[Text to Speech API] Chinese TTS unreliable and unusable


I ask the API to TTS this text:


After trying about 100 times, I get the following results:

  • Half of the time, the audio is unusable: gibberish/glitched audio, almost like if it was a weird mix of english and chinese at the same time
  • 20% of the time, the result is decent but it is missing some words
  • 30% of the time, the result is good.

Tested with tts-1-hd quality and alloy voice.

I’d like to keep this thread up to keep track of the progress if any in the future.

Can we specify the language in the API request at some point in the future? Will it help?

The issue is still present, makes the API useless for production.

I thought some openAI staff was reading some of the posts! I guess I posted in the wrong place. Thanks for the info

Chinese is too fast, you need to slow the audio speed from 1 to 0.95%
This phenomenon seems to occur in languages other than English, likely Asian languages.

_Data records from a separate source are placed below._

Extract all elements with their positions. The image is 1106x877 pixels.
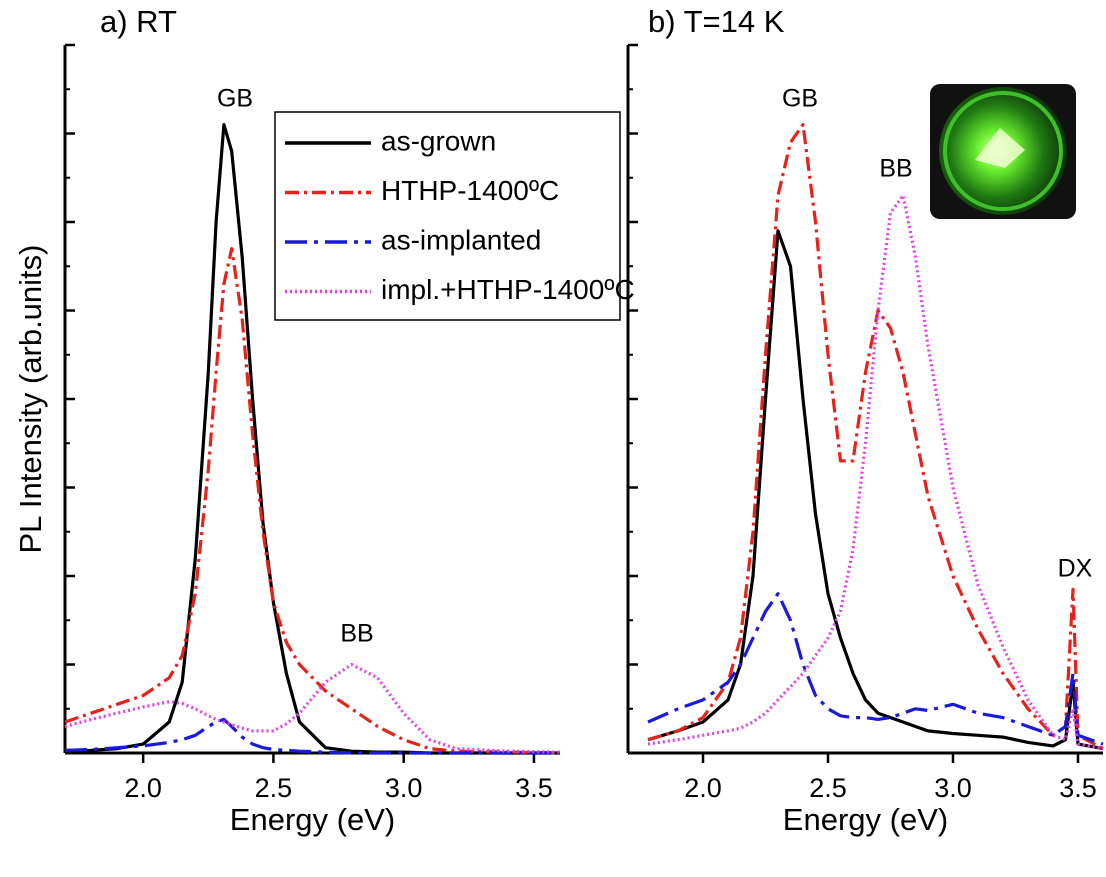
legend-box: [274, 111, 621, 321]
x-tick-label: 3.5: [1059, 773, 1097, 803]
series-line: [64, 717, 560, 755]
series-line: [647, 229, 1104, 751]
legend-label: as-implanted: [381, 224, 541, 255]
series-line: [64, 662, 561, 754]
y-axis-label: PL Intensity (arb.units): [13, 245, 48, 554]
legend-label: as-grown: [381, 125, 496, 156]
series-line: [647, 123, 1104, 751]
panel-title: b) T=14 K: [648, 4, 785, 39]
peak-annotation: GB: [217, 85, 253, 113]
peak-annotation: BB: [340, 620, 373, 648]
x-tick-label: 3.0: [385, 773, 423, 803]
series-line: [647, 592, 1104, 746]
x-axis-label: Energy (eV): [783, 802, 948, 837]
panel: b) T=14 K Energy (eV) 2.0 2.5 3.0 3.5 GB BB DX: [626, 4, 1104, 837]
series-line: [64, 247, 561, 755]
x-tick-label: 3.5: [515, 773, 553, 803]
peak-annotation: GB: [782, 85, 818, 113]
photo-sample: [975, 128, 1025, 168]
x-tick-label: 2.0: [124, 773, 162, 803]
peak-annotation: DX: [1058, 555, 1093, 583]
legend-label: HTHP-1400ºC: [381, 175, 559, 206]
x-tick-label: 2.5: [809, 773, 847, 803]
x-axis-label: Energy (eV): [230, 802, 395, 837]
legend-label: impl.+HTHP-1400ºC: [381, 274, 635, 305]
photo-ring: [943, 91, 1063, 211]
inset-photo: [930, 84, 1076, 219]
x-tick-label: 2.5: [255, 773, 293, 803]
x-tick-label: 2.0: [684, 773, 722, 803]
series-line: [647, 193, 1104, 751]
x-tick-label: 3.0: [934, 773, 972, 803]
peak-annotation: BB: [879, 155, 912, 183]
series-line: [64, 123, 560, 755]
legend: as-grown HTHP-1400ºC as-implanted impl.+HTH…: [274, 111, 635, 321]
panel-title: a) RT: [100, 4, 177, 39]
panel: a) RT Energy (eV) PL Intensity (arb.units)…: [13, 4, 561, 837]
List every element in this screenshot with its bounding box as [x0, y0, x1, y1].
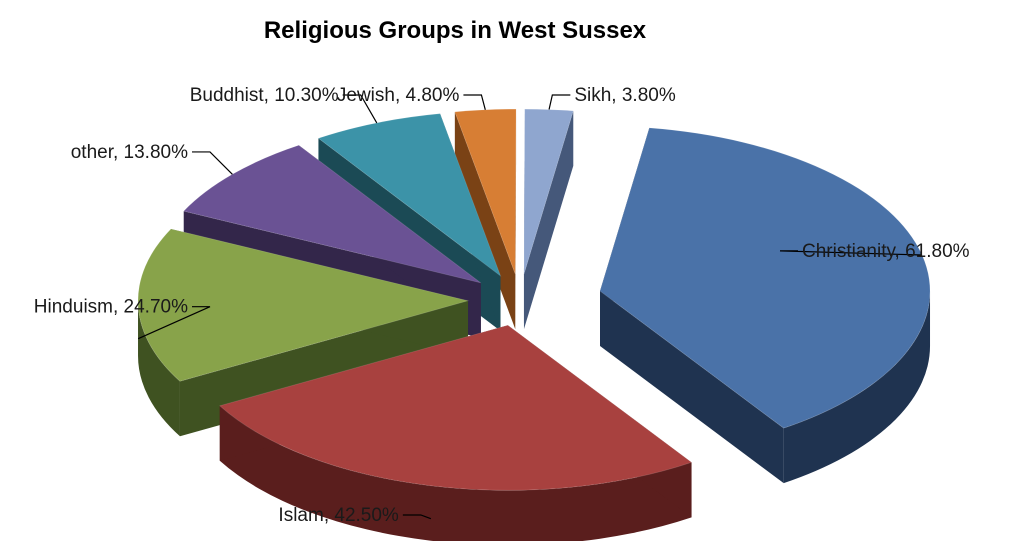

It appears that using tts-1 instead of tts-1-hd results in fewer issues. In Japanese, there were hardly any such issues with tts-1.

I hope this helps some of you!

here to add Italian to the discussion. Same issue. Sometimes TTS just comes back with nonsense gibberish (the written translation is perfect). I’m using the “shimmer” voice, and I can confirm what mentioned above that the tts-1-hd model does considerably MORE gibberish translations.
Slowing it down doesn’t reduce the issue at all.